Por MARCO ANTÔNIO P. COSTA
A audiência organizada esta semana pela Defensoria Pública Estadual (DPE-AP) sobre violência obstétrica no Amapá foi marcada por relatos chocantes de mulheres e mães, que utilizaram os microfones para revelar os momentos sofríveis a que foram submetidas na hora de dar à luz, nas redes pública e privada de saúde do Amapá.
O evento ocorreu na última terça-feira (18), na sede do órgão, em Macapá. Um dos casos, dentre vários que chamaram a atenção, foi denunciado por Jucicleide de Souza Pinheiro, de 36 anos.
Mãe de quatro filhos, estava grávida do quinto, com dois meses de gestação, quando procurou o posto de saúde, onde já fazia o pré-natal. Das 8 às 11 da manhã, ficou aguardando atendimento na unidade básica.
Depois das horas de espera, foi finalmente encaminhada ao Hospital da Mulher Mãe Luzia (HMML), porque estava com sangramento. E ainda teria recebido uma “bronca” da médica plantonista por não estar com o exame que atestava a sua gravidez.
Jucicleide diz que não foi medicada e recebeu o pedido de ultrassonografia. Como não foi internada, não teria como fazer o exame no hospital, que é específico para quem está em internação. Sem dinheiro para pagar pelo teste, seguiu padecendo.
Somente no dia seguinte foi internada. Três dias depois, perdeu o filho. Na audiência disse se sentir pré-julgada, pois percebia que parte da equipe de saúde acreditava que ela estava em processo abortivo induzido – o que ela nega.

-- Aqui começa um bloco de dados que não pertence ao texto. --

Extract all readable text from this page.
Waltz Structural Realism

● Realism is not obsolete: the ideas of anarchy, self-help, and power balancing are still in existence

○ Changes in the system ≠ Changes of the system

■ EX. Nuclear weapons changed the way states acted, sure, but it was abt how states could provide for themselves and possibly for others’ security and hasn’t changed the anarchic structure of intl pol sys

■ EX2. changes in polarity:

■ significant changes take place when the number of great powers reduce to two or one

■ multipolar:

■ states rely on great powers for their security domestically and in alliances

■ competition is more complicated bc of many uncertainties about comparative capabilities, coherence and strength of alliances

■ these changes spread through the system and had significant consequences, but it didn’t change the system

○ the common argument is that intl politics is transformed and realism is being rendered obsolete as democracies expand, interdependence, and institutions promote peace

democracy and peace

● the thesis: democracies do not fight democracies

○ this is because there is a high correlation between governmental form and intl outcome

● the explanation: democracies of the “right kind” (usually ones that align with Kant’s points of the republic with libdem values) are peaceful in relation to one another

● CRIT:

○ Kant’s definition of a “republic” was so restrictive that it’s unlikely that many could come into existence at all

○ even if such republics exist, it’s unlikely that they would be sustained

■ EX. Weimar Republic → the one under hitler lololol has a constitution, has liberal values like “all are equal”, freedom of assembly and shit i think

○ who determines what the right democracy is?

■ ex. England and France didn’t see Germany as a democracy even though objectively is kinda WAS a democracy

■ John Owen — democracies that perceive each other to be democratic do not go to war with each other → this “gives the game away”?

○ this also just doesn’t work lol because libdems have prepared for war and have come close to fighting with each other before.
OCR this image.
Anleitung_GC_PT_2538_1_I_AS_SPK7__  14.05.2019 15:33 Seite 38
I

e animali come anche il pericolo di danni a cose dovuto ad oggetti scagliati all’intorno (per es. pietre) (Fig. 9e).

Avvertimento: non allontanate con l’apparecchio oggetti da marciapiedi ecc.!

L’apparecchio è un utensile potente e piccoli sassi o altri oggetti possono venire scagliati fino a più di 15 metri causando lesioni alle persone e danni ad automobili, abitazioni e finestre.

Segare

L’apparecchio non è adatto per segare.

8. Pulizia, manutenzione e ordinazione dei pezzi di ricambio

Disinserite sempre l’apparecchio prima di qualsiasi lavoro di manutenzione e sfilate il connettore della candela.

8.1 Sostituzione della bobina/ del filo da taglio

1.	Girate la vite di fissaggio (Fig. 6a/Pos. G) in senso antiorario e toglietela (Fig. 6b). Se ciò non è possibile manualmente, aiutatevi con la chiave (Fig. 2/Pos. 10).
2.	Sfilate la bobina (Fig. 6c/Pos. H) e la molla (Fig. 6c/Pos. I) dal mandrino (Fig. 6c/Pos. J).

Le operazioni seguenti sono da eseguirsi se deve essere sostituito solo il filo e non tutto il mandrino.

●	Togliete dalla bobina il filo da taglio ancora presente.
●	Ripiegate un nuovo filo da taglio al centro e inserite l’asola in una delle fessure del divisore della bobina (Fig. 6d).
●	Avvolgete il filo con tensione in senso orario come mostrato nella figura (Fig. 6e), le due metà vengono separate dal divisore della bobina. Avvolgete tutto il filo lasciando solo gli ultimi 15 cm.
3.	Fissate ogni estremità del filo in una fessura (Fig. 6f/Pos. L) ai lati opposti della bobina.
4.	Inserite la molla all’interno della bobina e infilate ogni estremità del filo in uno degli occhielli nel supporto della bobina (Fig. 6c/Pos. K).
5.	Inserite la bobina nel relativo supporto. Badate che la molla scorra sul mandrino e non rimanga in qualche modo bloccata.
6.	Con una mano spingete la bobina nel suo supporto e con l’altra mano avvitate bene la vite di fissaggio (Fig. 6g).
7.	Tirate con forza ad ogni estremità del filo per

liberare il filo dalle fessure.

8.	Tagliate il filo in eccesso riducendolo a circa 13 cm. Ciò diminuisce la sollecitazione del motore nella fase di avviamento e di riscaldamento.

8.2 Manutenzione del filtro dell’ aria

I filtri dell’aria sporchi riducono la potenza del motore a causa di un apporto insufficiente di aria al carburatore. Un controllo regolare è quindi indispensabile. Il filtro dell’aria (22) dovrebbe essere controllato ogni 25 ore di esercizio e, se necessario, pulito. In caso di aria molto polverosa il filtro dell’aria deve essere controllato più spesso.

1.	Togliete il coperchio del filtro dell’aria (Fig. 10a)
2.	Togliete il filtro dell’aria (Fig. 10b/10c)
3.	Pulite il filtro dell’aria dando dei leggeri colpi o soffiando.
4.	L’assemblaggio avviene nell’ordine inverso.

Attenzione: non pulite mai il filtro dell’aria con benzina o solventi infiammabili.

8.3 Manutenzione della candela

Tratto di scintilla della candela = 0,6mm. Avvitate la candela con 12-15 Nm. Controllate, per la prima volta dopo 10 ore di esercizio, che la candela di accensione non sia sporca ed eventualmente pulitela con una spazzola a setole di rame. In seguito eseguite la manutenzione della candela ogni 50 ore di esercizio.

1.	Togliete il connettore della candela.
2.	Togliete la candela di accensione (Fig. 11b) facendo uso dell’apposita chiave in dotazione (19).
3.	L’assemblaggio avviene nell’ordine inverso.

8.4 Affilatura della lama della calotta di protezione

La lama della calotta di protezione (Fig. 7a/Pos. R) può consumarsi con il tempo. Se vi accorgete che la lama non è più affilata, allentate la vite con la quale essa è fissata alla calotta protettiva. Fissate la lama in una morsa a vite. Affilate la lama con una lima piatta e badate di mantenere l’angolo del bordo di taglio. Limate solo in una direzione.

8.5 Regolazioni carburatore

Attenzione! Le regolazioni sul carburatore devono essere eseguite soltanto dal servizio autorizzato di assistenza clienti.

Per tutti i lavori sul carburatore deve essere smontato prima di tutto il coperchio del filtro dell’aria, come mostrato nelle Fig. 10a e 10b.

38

“Tenho certeza que erraram desde o primeiro atendimento. Quando me encaminharam, já era pra eu ter sido internada”, declarou Jucicleide, emocionada.
Outras violências
Os relatos foram diversos, e deram conta de que um bom atendimento nas redes pública e privada depende muito da sorte de se pegar uma equipe de profissionais capacitada e humanizada.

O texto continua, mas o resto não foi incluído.